Ghoshal is one of the most streamed Indian artists across several music streaming platforms. She was the second-most streamed Indian female artist on Spotify in 2019 and 2020, and the most streamed Indian female artist on Spotify from 2021 to 2025. Additionally, Ghoshal was the most streamed Indian female artist on Apple Music in 2021. She was also the most streamed Indian female artist on Amazon Music in 2022.

== Personal life ==
After ten years of dating, Ghoshal married her childhood friend and current Global Head of Truecaller (for Business) Shiladitya Mukhopadhyaya in a traditional Bengali ceremony on 5 February 2015. On 22 May 2021, Ghoshal gave birth to a son in Mumbai.

==Filmography==

Ghoshal has appeared as a judge on several television reality shows, and she also appears in music videos.
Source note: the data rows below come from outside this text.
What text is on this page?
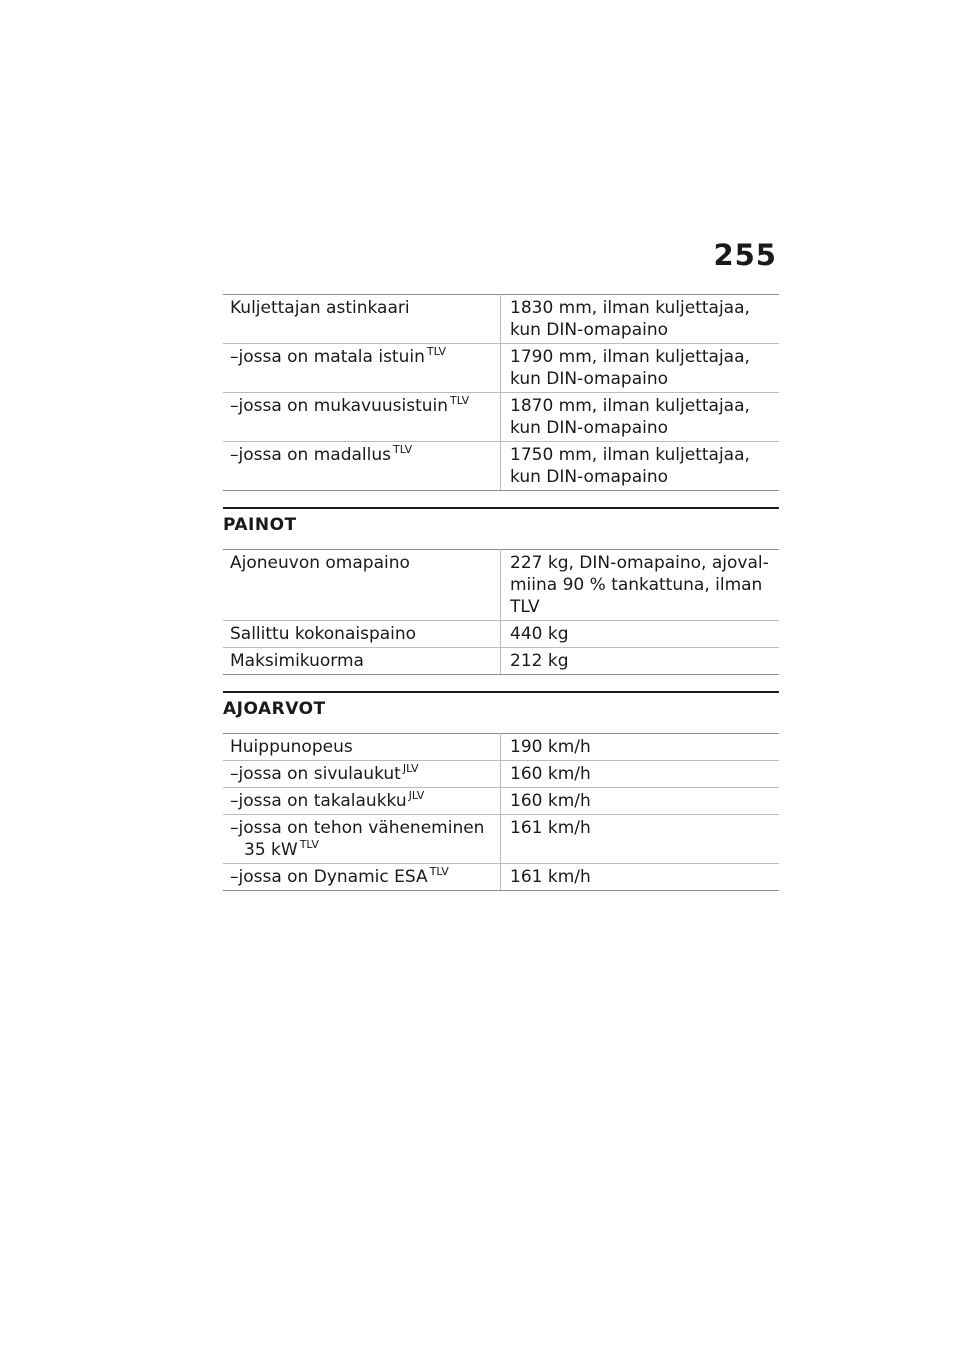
255
Kuljettajan astinkaari	1830 mm, ilman kuljettajaa, kun DIN-omapaino
–jossa on matala istuin $^{TLV}$	1790 mm, ilman kuljettajaa, kun DIN-omapaino
–jossa on mukavuusistuin $^{TLV}$	1870 mm, ilman kuljettajaa, kun DIN-omapaino
–jossa on madallus $^{TLV}$	1750 mm, ilman kuljettajaa, kun DIN-omapaino
PAINOT
Ajoneuvon omapaino	227 kg, DIN-omapaino, ajoval-miina 90 % tankattuna, ilman TLV
Sallittu kokonaispaino	440 kg
Maksimikuorma	212 kg
AJOARVOT
Huippunopeus	190 km/h
–jossa on sivulaukut $^{JLV}$	160 km/h
–jossa on takalaukku $^{JLV}$	160 km/h
–jossa on tehon väheneminen
35 kW $^{TLV}$	161 km/h
–jossa on Dynamic ESA $^{TLV}$	161 km/h
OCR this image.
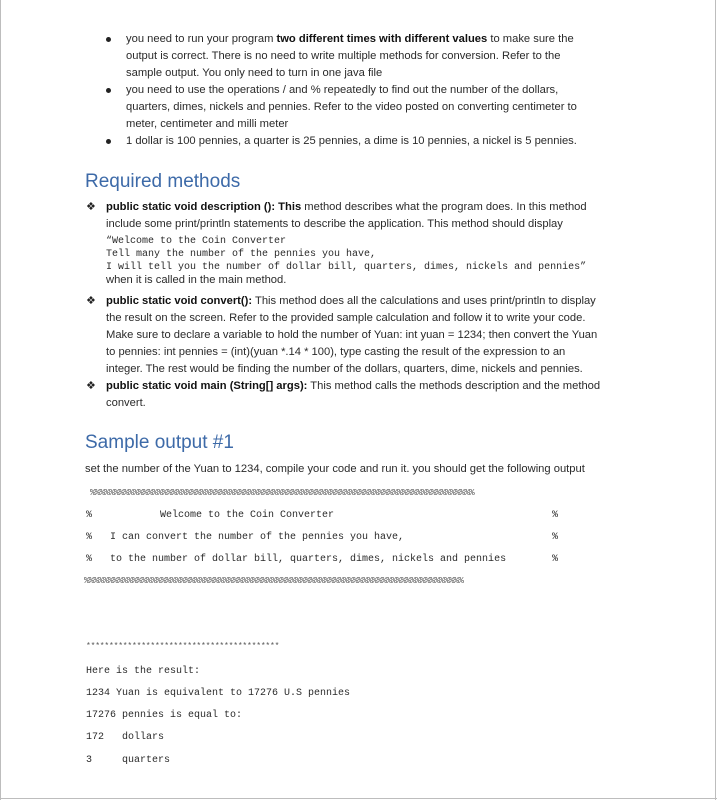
you need to run your program two different times with different values to make sure the
output is correct. There is no need to write multiple methods for conversion. Refer to the
sample output. You only need to turn in one java file
you need to use the operations / and % repeatedly to find out the number of the dollars,
quarters, dimes, nickels and pennies. Refer to the video posted on converting centimeter to
meter, centimeter and milli meter
1 dollar is 100 pennies, a quarter is 25 pennies, a dime is 10 pennies, a nickel is 5 pennies.
Required methods
❖ public static void description (): This method describes what the program does. In this method
include some print/println statements to describe the application. This method should display
“Welcome to the Coin Converter
Tell many the number of the pennies you have,
I will tell you the number of dollar bill, quarters, dimes, nickels and pennies”
when it is called in the main method.
❖ public static void convert(): This method does all the calculations and uses print/println to display
the result on the screen. Refer to the provided sample calculation and follow it to write your code.
Make sure to declare a variable to hold the number of Yuan: int yuan = 1234; then convert the Yuan
to pennies: int pennies = (int)(yuan *.14 * 100), type casting the result of the expression to an
integer. The rest would be finding the number of the dollars, quarters, dime, nickels and pennies.
❖ public static void main (String[] args): This method calls the methods description and the method
convert.
Sample output #1
set the number of the Yuan to 1234, compile your code and run it. you should get the following output
%%%%%%%%%%%%%%%%%%%%%%%%%%%%%%%%%%%%%%%%%%%%%%%%%%%%%%%%%%%%%%%%%%%%%%%%%%%%%%%%
%	Welcome to the Coin Converter	%
% I can convert the number of the pennies you have,	%
% to the number of dollar bill, quarters, dimes, nickels and pennies	%
%%%%%%%%%%%%%%%%%%%%%%%%%%%%%%%%%%%%%%%%%%%%%%%%%%%%%%%%%%%%%%%%%%%%%%%%%%%%%%%
******************************************
Here is the result:
1234 Yuan is equivalent to 17276 U.S pennies
17276 pennies is equal to:
172 dollars
3	quarters
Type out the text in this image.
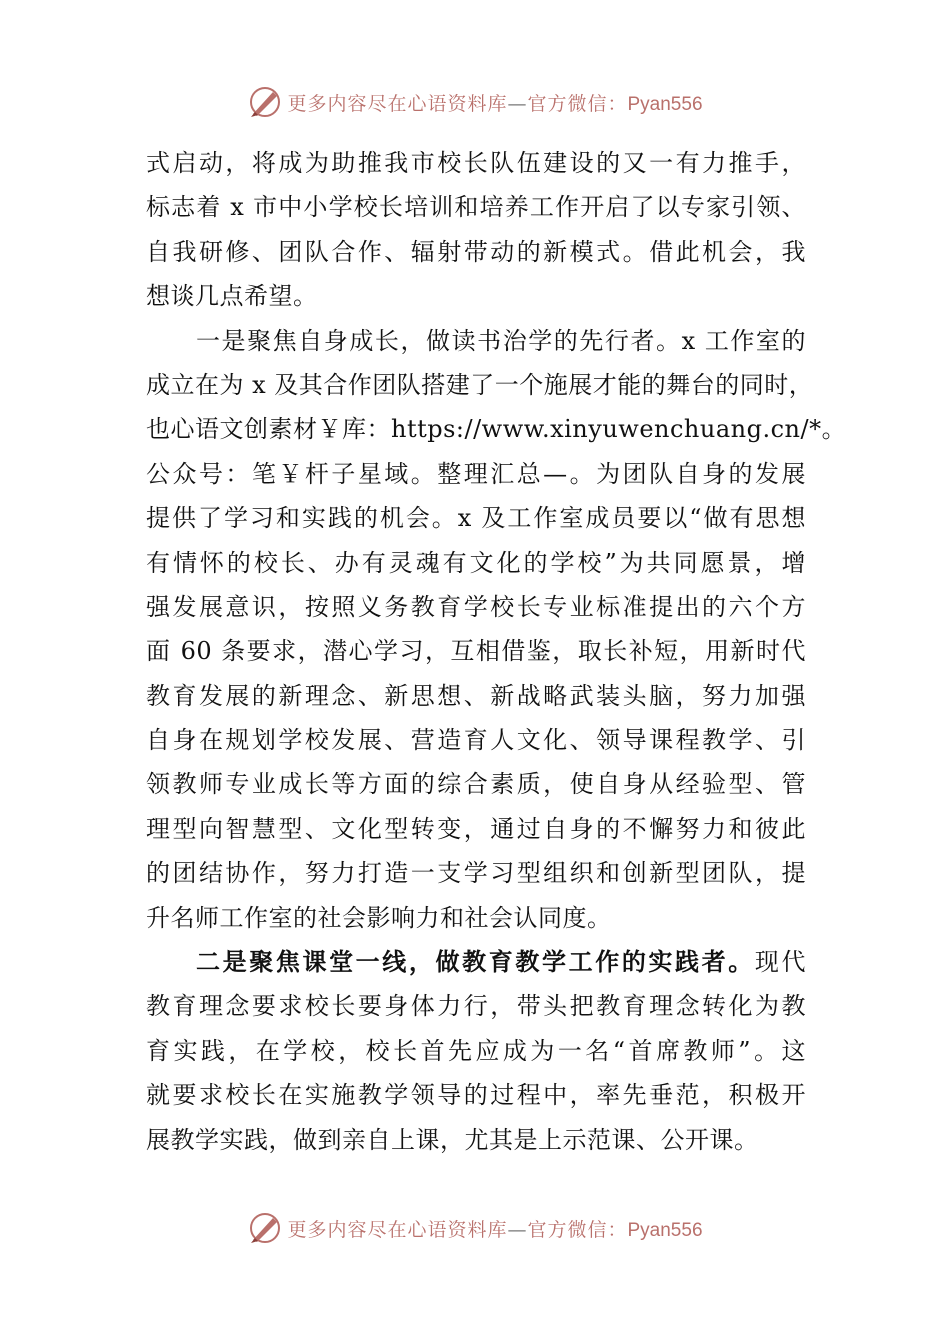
更多内容尽在心语资料库—官方微信：Pyan556
式启动，将成为助推我市校长队伍建设的又一有力推手，
标志着 x 市中小学校长培训和培养工作开启了以专家引领、
自我研修、团队合作、辐射带动的新模式。借此机会，我
想谈几点希望。
一是聚焦自身成长，做读书治学的先行者。x 工作室的
成立在为 x 及其合作团队搭建了一个施展才能的舞台的同时，
也心语文创素材￥库：https://www.xinyuwenchuang.cn/*。
公众号：笔￥杆子星域。整理汇总—。为团队自身的发展
提供了学习和实践的机会。x 及工作室成员要以“做有思想
有情怀的校长、办有灵魂有文化的学校”为共同愿景，增
强发展意识，按照义务教育学校长专业标准提出的六个方
面 60 条要求，潜心学习，互相借鉴，取长补短，用新时代
教育发展的新理念、新思想、新战略武装头脑，努力加强
自身在规划学校发展、营造育人文化、领导课程教学、引
领教师专业成长等方面的综合素质，使自身从经验型、管
理型向智慧型、文化型转变，通过自身的不懈努力和彼此
的团结协作，努力打造一支学习型组织和创新型团队，提
升名师工作室的社会影响力和社会认同度。
二是聚焦课堂一线，做教育教学工作的实践者。现代
教育理念要求校长要身体力行，带头把教育理念转化为教
育实践，在学校，校长首先应成为一名“首席教师”。这
就要求校长在实施教学领导的过程中，率先垂范，积极开
展教学实践，做到亲自上课，尤其是上示范课、公开课。
更多内容尽在心语资料库—官方微信：Pyan556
== Awards and nominations ==

One of the most awarded singers of India, Ghoshal has won five National Film Awards for Best Female Playback Singer, for the songs: "Bairi Piya" from Devdas (2002), "Dheere Jalna" from Paheli (2005), "Yeh Ishq Haaye" from Jab We Met (2007), jointly awarded for two songs "Pherari Mon" from the Bengali film Antaheen (2008) and "Jeev Rangla" from the Marathi film Jogwa (2008) and the fifth one for "Mayava Chayava" from the Tamil film Iravin Nizhal (2021). She has won seven Filmfare Awards: one RD Burman Award for New Music Talent, and six awards in Best Female Playback Singer category for the songs: "Dola Re Dola" from Devdas (2003), "Jaadu Hai Nasha Hai" from Jism (2004), "Barso Re" from Guru (2008), "Teri Ore" from Singh Is Kinng (2009), "Deewani Mastani" from Bajirao Mastani (2016) and "Ghoomar" from Padmaavat (2019). In addition to that, Ghoshal has also won ten Filmfare Awards South for Best Female Playback Singer.